Dans les années 1970, quand on voulait faire de la danse à Gap, il n’y avait pas vraiment le choix. C’était du classique ou rien. Alors c’est en tutu qu’Isabelle Barbieri fait ses premiers entrechats, dès l’âge de cinq ans. Quelques années plus tard, les danseurs américains débarquent en France avec le jazz. Et pour Isabelle, du haut de ses 15 ans, c’est la révélation. « Enfin une danse rythmée qui me correspond, avec laquelle je vais pouvoir m’exprimer. Le jazz émane du choc des cultures européennes et africaines, il raconte l’histoire de la migration vers l’Amérique, et celle de l’esclavage. Physique, organique, basé sur le rythme et le lâcher prise, plus qu’une danse, c’est un état d’esprit, une présence, une énergie communicative, bref, c’est la liberté ».
Avec enthousiasme et passion, elle se forme à Paris auprès de danseurs internationaux.

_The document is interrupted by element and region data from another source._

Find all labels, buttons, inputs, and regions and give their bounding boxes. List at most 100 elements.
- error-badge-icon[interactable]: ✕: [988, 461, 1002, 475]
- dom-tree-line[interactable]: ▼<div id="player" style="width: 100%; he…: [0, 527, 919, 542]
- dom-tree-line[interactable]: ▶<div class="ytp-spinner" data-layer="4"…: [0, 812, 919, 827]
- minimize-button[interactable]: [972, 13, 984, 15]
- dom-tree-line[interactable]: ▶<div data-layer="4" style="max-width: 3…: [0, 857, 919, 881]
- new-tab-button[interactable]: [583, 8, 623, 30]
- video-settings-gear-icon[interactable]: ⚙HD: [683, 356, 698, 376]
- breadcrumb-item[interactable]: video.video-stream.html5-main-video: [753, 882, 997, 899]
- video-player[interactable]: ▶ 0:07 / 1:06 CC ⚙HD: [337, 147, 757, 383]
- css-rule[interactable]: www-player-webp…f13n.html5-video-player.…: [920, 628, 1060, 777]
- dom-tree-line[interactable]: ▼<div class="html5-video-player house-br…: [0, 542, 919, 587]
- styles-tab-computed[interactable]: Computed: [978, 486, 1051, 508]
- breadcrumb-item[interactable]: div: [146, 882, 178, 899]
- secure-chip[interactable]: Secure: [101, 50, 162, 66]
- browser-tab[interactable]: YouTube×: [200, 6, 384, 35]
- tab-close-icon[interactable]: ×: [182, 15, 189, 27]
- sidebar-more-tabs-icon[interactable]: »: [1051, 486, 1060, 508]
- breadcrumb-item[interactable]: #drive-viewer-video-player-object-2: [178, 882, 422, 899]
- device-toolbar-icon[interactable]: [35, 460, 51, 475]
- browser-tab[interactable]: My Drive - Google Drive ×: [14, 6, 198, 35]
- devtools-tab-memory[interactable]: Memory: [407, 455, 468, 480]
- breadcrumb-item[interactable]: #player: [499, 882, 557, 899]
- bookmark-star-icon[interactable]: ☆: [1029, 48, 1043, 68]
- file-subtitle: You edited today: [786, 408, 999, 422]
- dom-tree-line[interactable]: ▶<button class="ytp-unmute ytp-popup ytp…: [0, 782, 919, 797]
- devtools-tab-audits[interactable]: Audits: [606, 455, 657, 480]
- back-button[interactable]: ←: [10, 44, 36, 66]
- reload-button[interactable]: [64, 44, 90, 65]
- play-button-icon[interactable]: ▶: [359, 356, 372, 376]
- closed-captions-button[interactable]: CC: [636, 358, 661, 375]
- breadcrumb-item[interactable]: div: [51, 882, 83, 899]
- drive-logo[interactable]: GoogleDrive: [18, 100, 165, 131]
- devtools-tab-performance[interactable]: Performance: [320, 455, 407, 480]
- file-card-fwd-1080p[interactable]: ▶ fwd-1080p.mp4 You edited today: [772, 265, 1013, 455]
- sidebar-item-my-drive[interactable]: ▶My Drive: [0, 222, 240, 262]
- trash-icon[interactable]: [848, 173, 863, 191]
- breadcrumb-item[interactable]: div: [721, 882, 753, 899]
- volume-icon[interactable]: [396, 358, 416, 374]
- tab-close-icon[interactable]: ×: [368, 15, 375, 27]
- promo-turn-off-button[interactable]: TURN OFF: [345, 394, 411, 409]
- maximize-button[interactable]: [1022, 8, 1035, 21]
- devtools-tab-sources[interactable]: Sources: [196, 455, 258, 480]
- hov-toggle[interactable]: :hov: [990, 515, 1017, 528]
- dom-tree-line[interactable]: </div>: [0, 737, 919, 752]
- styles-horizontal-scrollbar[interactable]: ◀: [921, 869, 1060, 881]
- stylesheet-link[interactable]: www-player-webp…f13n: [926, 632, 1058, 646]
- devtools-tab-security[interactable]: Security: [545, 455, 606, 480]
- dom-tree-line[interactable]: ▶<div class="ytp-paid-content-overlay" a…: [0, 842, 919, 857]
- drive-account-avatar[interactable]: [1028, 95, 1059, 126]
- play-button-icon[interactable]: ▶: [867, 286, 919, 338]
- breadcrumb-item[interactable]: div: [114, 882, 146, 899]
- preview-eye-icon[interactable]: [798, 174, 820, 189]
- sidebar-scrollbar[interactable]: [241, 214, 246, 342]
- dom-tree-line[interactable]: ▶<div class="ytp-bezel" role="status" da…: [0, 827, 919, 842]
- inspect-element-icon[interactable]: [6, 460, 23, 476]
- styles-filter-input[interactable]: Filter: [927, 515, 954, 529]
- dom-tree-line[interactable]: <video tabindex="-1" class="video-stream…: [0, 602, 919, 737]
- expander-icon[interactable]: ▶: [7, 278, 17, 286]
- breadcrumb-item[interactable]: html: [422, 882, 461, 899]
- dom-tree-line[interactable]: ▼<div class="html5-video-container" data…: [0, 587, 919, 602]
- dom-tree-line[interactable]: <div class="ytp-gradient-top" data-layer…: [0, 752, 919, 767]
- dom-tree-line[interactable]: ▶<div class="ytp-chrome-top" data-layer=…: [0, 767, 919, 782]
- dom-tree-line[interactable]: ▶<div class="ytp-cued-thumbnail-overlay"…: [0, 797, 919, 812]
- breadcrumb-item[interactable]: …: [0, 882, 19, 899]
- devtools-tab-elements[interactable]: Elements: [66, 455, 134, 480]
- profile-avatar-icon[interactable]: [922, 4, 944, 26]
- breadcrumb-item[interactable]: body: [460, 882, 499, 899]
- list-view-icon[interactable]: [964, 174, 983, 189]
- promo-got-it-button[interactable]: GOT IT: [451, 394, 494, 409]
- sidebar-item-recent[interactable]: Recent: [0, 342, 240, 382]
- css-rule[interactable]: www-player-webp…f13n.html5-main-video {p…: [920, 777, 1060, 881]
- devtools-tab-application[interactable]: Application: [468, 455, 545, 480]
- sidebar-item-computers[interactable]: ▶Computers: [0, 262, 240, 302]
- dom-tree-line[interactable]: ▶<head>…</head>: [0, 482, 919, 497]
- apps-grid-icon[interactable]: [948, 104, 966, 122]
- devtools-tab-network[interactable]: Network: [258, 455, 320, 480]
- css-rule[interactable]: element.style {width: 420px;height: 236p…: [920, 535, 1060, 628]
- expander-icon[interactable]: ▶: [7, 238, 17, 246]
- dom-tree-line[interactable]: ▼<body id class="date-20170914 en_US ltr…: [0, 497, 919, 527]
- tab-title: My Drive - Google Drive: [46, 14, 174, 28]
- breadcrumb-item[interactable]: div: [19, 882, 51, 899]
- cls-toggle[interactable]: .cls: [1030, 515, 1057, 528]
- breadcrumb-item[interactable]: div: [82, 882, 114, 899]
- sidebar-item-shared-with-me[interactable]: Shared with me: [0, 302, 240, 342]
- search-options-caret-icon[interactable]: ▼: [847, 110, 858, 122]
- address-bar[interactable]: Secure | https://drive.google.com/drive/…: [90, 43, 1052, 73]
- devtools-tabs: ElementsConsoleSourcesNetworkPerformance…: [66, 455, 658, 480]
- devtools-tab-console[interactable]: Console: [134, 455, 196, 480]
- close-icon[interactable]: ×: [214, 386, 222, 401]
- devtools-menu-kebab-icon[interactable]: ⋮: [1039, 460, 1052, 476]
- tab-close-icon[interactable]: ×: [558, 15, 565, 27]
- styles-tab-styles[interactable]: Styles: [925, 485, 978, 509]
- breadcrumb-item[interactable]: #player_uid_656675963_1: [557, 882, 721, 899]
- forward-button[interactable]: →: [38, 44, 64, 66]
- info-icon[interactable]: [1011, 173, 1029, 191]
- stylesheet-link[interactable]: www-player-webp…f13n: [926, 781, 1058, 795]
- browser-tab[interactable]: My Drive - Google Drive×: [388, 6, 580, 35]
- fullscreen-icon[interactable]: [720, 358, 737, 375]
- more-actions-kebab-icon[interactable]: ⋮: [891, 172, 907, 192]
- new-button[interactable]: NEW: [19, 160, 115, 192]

Férue de sports et de nature, elle obtient en parallèle son brevet d’Etat d’éducateur sportif et devient monitrice de voile et accompagnatrice en tourisme équestre ! Mais la danse est toujours là, plus forte que jamais, et à 30 ans, Isabelle décide de s’y consacrer entièrement, faisant de sa passion première un métier…elle sera « prof de danse ».
Sa pédagogie, sa fougue, son professionnalisme, son implication et sa bonne humeur en font l’une des enseignantes les plus reconnues dans le département.
Elle dispense ses cours à Avant Scène à Gap et à l’Ecole Municipale de Musique et de Danse d’Embrun, intervient en milieu scolaire, et danse également pour les compagnies « Escales » et « Imprévu ».